What is distinctive about trekking in Norway?

- The trekking terrain is at lower elevations, so you can trek cabin to cabin with a light pack and expect some comforts at the end of the day.

Do I need special gear?

- If you will stay and eat at DNT cabins and lodges, you need only weatherproof clothing, sturdy boots, a comfortable rucksack or backpack and other gear that you might use on a day trip, and you need not take a sleeping bag, just a cotton hut sack (sheet sleeping bag), also called a hut sleeper, because the cabin and lodge bunks have duvets or blankets. But if you wish, you may camp out and take a tent, sleeping bag, cooking gear and provisions.

Is it easy to find your way?

- Yes. Trails are marked with red letter Ts on Cairns and rock faces and are clearly shown on maps.

Are there challenges?

- Most trekking - hiking in summer and cross-country skiing in winter - is rolling mountain terrain. However, there are plenty of areas for mountaineering, technical rock and ice climbing, steep skiing and other extreme sports.

Is the weather harsh?

- Norway is a coastal country warmed by the Gulf Stream of the Atlantic Ocean, so its climate is far milder than that of inland countries at the same latitude. In a dry summer, you may hike for weeks clad only in a T-shirt and shorts. However, the weather is variable. Even in summer, you should be prepared to cope with sleet and snow, and on glaciers you may meet winter conditions year-round.

Are there routes for cycling?

- Yes. Most trekking areas below forest line, as well as a few above, offer cycling on roads closed to ordinary traffic. On the larger lakes, scheduled service passenger launches take bicycles, so you can traverse most mountain areas by cycle.
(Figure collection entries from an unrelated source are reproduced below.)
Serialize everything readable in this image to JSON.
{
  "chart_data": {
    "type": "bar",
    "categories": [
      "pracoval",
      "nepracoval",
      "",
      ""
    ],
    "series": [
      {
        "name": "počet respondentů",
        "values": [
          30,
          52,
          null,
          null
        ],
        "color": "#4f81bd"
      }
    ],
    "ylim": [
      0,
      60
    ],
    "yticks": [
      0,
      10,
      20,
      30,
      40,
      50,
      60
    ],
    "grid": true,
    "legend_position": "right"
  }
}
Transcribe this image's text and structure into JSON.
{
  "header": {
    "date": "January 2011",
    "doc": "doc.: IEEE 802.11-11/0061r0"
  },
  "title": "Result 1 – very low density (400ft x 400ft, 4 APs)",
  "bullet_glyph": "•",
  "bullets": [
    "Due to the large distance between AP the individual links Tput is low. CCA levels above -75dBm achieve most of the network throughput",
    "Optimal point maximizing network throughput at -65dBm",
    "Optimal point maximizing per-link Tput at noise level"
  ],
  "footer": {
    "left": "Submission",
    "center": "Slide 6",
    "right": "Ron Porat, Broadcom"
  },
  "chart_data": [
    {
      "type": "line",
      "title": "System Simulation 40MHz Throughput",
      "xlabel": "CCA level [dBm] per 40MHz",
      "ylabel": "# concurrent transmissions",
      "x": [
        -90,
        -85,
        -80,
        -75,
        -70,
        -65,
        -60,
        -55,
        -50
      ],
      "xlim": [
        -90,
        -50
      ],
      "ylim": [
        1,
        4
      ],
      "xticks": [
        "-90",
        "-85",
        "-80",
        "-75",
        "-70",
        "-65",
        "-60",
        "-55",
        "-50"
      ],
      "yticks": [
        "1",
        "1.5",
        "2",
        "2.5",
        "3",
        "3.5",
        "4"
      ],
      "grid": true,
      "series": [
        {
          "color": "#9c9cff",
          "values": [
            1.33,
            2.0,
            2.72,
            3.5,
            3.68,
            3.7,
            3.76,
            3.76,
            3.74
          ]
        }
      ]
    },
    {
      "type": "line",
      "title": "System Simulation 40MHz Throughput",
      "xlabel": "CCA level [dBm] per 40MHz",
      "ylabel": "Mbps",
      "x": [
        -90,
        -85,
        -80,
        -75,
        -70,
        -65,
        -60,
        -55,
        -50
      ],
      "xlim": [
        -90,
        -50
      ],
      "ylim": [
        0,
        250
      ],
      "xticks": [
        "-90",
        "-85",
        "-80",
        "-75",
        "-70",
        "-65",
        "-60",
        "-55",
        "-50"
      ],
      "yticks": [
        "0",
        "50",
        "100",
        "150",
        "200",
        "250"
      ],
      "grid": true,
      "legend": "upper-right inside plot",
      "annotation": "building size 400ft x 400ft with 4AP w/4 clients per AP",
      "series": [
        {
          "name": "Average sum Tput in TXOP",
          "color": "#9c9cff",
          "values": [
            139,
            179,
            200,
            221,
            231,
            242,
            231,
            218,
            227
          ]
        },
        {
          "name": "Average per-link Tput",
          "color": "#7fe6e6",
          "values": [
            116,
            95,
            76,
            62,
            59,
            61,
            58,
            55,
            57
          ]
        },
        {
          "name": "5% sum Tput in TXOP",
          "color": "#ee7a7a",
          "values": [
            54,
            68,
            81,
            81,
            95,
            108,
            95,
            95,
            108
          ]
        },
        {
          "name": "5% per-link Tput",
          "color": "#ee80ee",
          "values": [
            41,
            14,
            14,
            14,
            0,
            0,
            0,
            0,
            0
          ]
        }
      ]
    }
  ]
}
Are there easily accessible paddling waters?

- Yes. There are many lakes and rivers suitable for canoeing and kayaking, and there are canoe and kayak rental services at the more popular paddling lakes. DNT had groups for canoeing and kayaking as well as for white water sports.

Are there good maps?

- Yes. There are detailed topographic maps, normally in scale 1:50 000 for the whole country and special maps for principal trekking and boating areas.

What does DNT mean in English?

- Den Norske Turistforening (DNT) translates best to "The Norwegian Trekking Association".

If I only visit for one trekking trip, need I join DNT?

- DNT cabins and facilities are open to all, members and non-members. But members enjoy discounts and benefits. To have access to the locked self-serviced huts, you need to be a member. The price of a year's DNT main-membership is about equal to the total member discounts in staying three nights at staffed lodges. So, if you intend to trek for more than three days, it pays to be a DNT member. Moreover, DNT members are entitled to discounts on outdoor gear at selected shops in Norway and at DNTs own gear-shops and enjoy discounts at trekking association cabins in neighbouring Sweden.

Can I get along speaking English?

- Yes. All Norwegians learn English at school, from age eight on, so you can speak English with the staff at lodges and with other trekkers. Elderly Norwegian people might have limited language-capacity. Moreover, map legends and many publications on trekking are bilingual, Norwegian and English.

Can I pay by credit card at the huts?

- Most staffed lodges have Point-Of-Sale (POS) terminals for payment by debit or credit card. At self-service and no-service cabins you can pay with cash or by filling out a direct debit single authorisation form available at the cabin. On the form you must state your International Bank Account Number (IBAN) or debit/credit card number and date of expiration. You sign to authorize debit of the amount due to your account. Put cash in a cash payment envelope provided and drop it into the payments box.

Are the cabins and lodges licensed to serve alcohol?

- All the staffed lodges are licensed to serve beer, and most of the larger DNT lodges as well as private lodges in the trail networks also are licensed to serve wine.